17th Karlsruhe Dialogues – Speakers
The ‘In-Between Society’: Tradition and Modernism in Conflict
Dr. Anne Françoise Weber
Speaker
Dr. Anne Françoise Weber works as a journalist for the German station Deutschlandradio in Cairo. The graduate of the Berlin Journalism School worked for Radio France Internationale, the German Protestant news agency Evangelischer Pressedienst and the Friedrich Ebert Foundation, among others. She studied social sciences, Islamic studies, and Protestant theology in Berlin, Beirut, Paris, and Marburg, and earned her doctorate with a dissertation on Muslim-Christian relations in Lebanon.
Her publications include: The Itineraries of World Religions towards Democracy. A Conference Report (2009), The Middle East in the Media. Conflicts, Censorship and Public Opinion (2009), and Staatsfeminismus und autonome Frauenbewegung in Tunesien (2001).
Statements
- Preservation in the face of change: From your point of view, what does this mean in the light of the processes of globalisation and glocalisation?

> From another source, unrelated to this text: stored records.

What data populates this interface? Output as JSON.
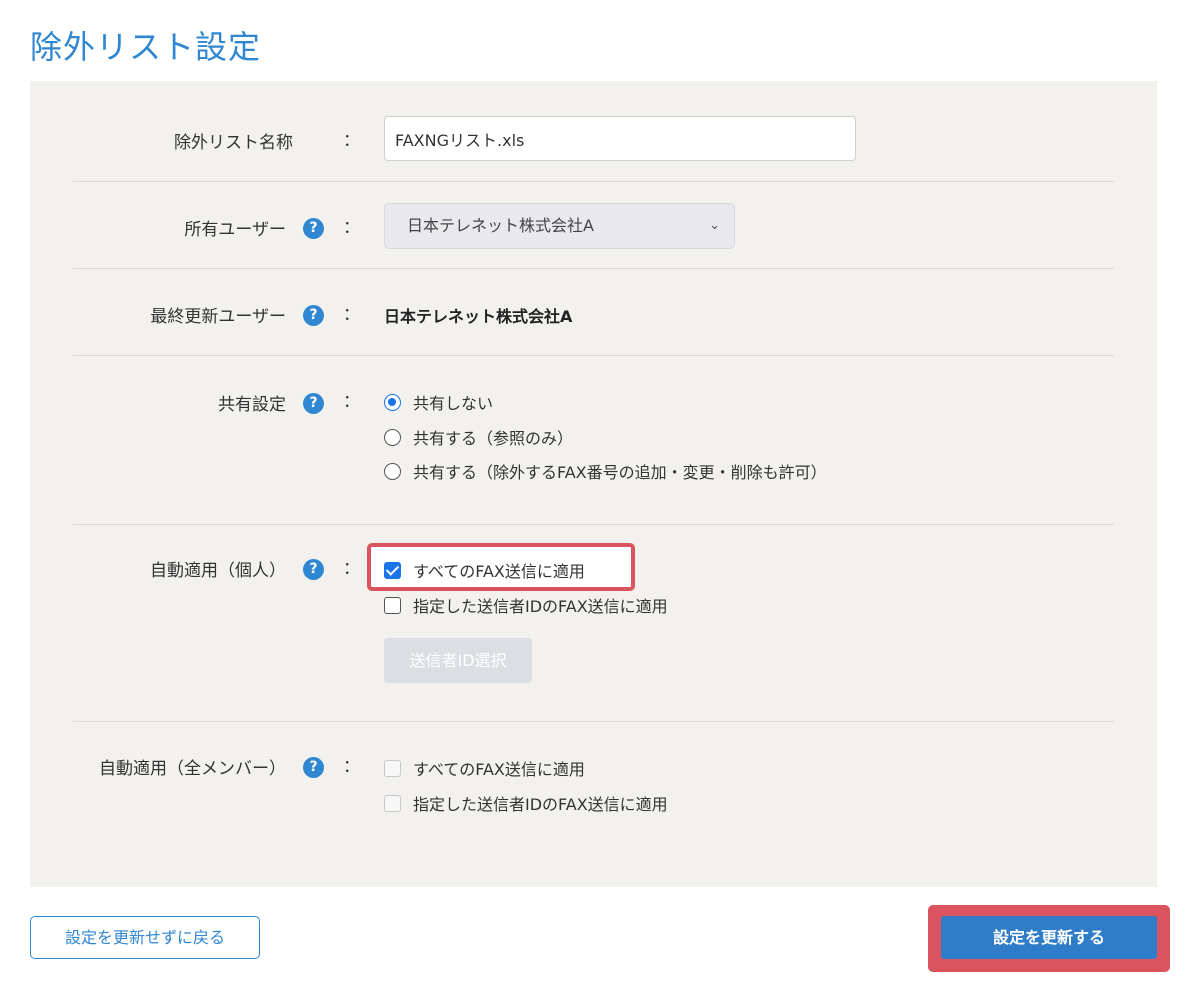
{
  "page": {
    "title": "除外リスト設定"
  },
  "form": {
    "name": {
      "label": "除外リスト名称",
      "value": "FAXNGリスト.xls"
    },
    "owner": {
      "label": "所有ユーザー",
      "selected": "日本テレネット株式会社A"
    },
    "last_updated_by": {
      "label": "最終更新ユーザー",
      "value": "日本テレネット株式会社A"
    },
    "sharing": {
      "label": "共有設定",
      "options": [
        {
          "label": "共有しない",
          "checked": true
        },
        {
          "label": "共有する（参照のみ）",
          "checked": false
        },
        {
          "label": "共有する（除外するFAX番号の追加・変更・削除も許可）",
          "checked": false
        }
      ]
    },
    "auto_personal": {
      "label": "自動適用（個人）",
      "options": [
        {
          "label": "すべてのFAX送信に適用",
          "checked": true
        },
        {
          "label": "指定した送信者IDのFAX送信に適用",
          "checked": false
        }
      ],
      "select_sender_button": "送信者ID選択"
    },
    "auto_all_members": {
      "label": "自動適用（全メンバー）",
      "options": [
        {
          "label": "すべてのFAX送信に適用",
          "checked": false,
          "disabled": true
        },
        {
          "label": "指定した送信者IDのFAX送信に適用",
          "checked": false,
          "disabled": true
        }
      ]
    },
    "colon": "：",
    "help_glyph": "?"
  },
  "footer": {
    "back_button": "設定を更新せずに戻る",
    "submit_button": "設定を更新する"
  },
  "colors": {
    "accent": "#2f86d1",
    "panel_bg": "#f2f1ee",
    "highlight": "#d9545f",
    "radio_check": "#1a73e8"
  }
}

Is seems to be a human need to be rooted in traditions, even when these are often younger and more ‘foreign’ than assumed. The import of Saudi-Arabian forms of veiling to Egypt in the wake of work migration is an example for how globalisation and glocalisation bring about a change that is seen as a conservation of old traditions by many. The ideal of the housewife in Germany is also a tradition that has only really started to spread in the 19th century.

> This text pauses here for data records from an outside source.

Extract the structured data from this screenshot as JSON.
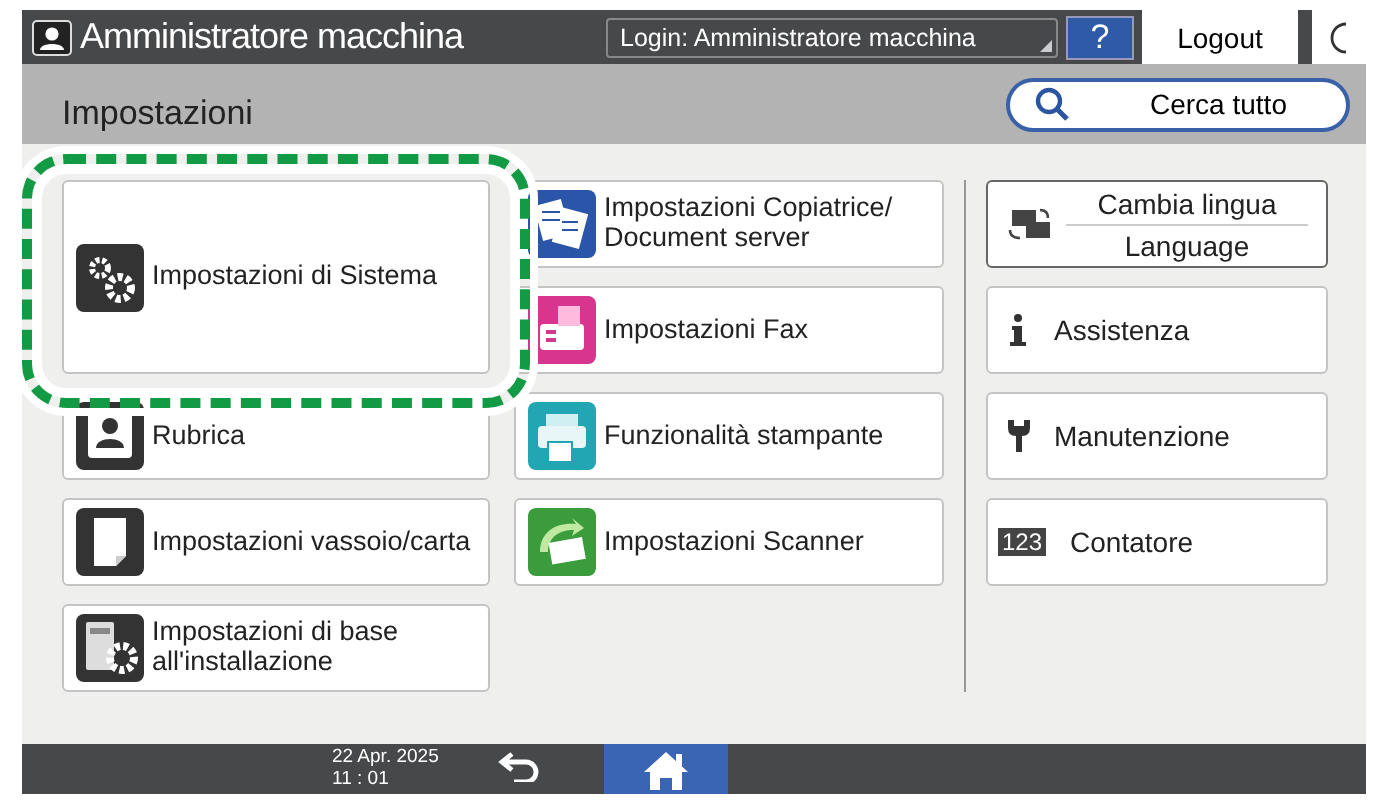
{
  "top_bar": {
    "user": "Amministratore macchina",
    "login": "Login: Amministratore macchina",
    "help": "?",
    "logout": "Logout"
  },
  "header": {
    "title": "Impostazioni",
    "search": "Cerca tutto"
  },
  "tiles": [
    {
      "label": "Impostazioni di Sistema",
      "highlighted": true
    },
    {
      "label": "Rubrica",
      "highlighted": false
    },
    {
      "label": "Impostazioni vassoio/carta",
      "highlighted": false
    },
    {
      "label": "Impostazioni di base\nall'installazione",
      "highlighted": false
    },
    {
      "label": "Impostazioni Copiatrice/\nDocument server",
      "highlighted": false
    },
    {
      "label": "Impostazioni Fax",
      "highlighted": false
    },
    {
      "label": "Funzionalità stampante",
      "highlighted": false
    },
    {
      "label": "Impostazioni Scanner",
      "highlighted": false
    }
  ],
  "side": {
    "language": [
      "Cambia lingua",
      "Language"
    ],
    "items": [
      "Assistenza",
      "Manutenzione",
      "Contatore"
    ],
    "counter_icon": "123"
  },
  "bottom_bar": {
    "date": "22 Apr. 2025",
    "time": "11 : 01",
    "home_selected": true
  }
}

- In the face of increasing disorientation, what is it that holds a society together in the age of globalisation, and what drives it apart?
Communal values like freedom and solidarity hold our society together. What often drives us apart is the conflict over which values are the ‘right’ ones, and the claim that people from other societal groups have fundamentally different values.

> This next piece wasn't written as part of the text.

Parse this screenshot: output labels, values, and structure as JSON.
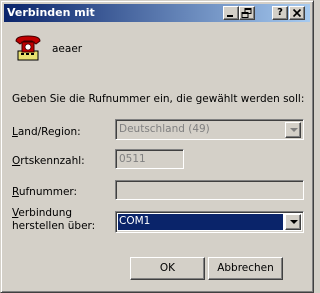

- Our society stands between traditional values and local everyday routines on the one hand, and between rapidly changing attitudes and behaviours on the other hand. What is the role of women concerning these processes of change in the realm of civil society?
Wherever women are seen as guardians of tradition, the potential for development is restricted. Wherever women demand more equality and a different division of family work, they question the traditional conception of roles.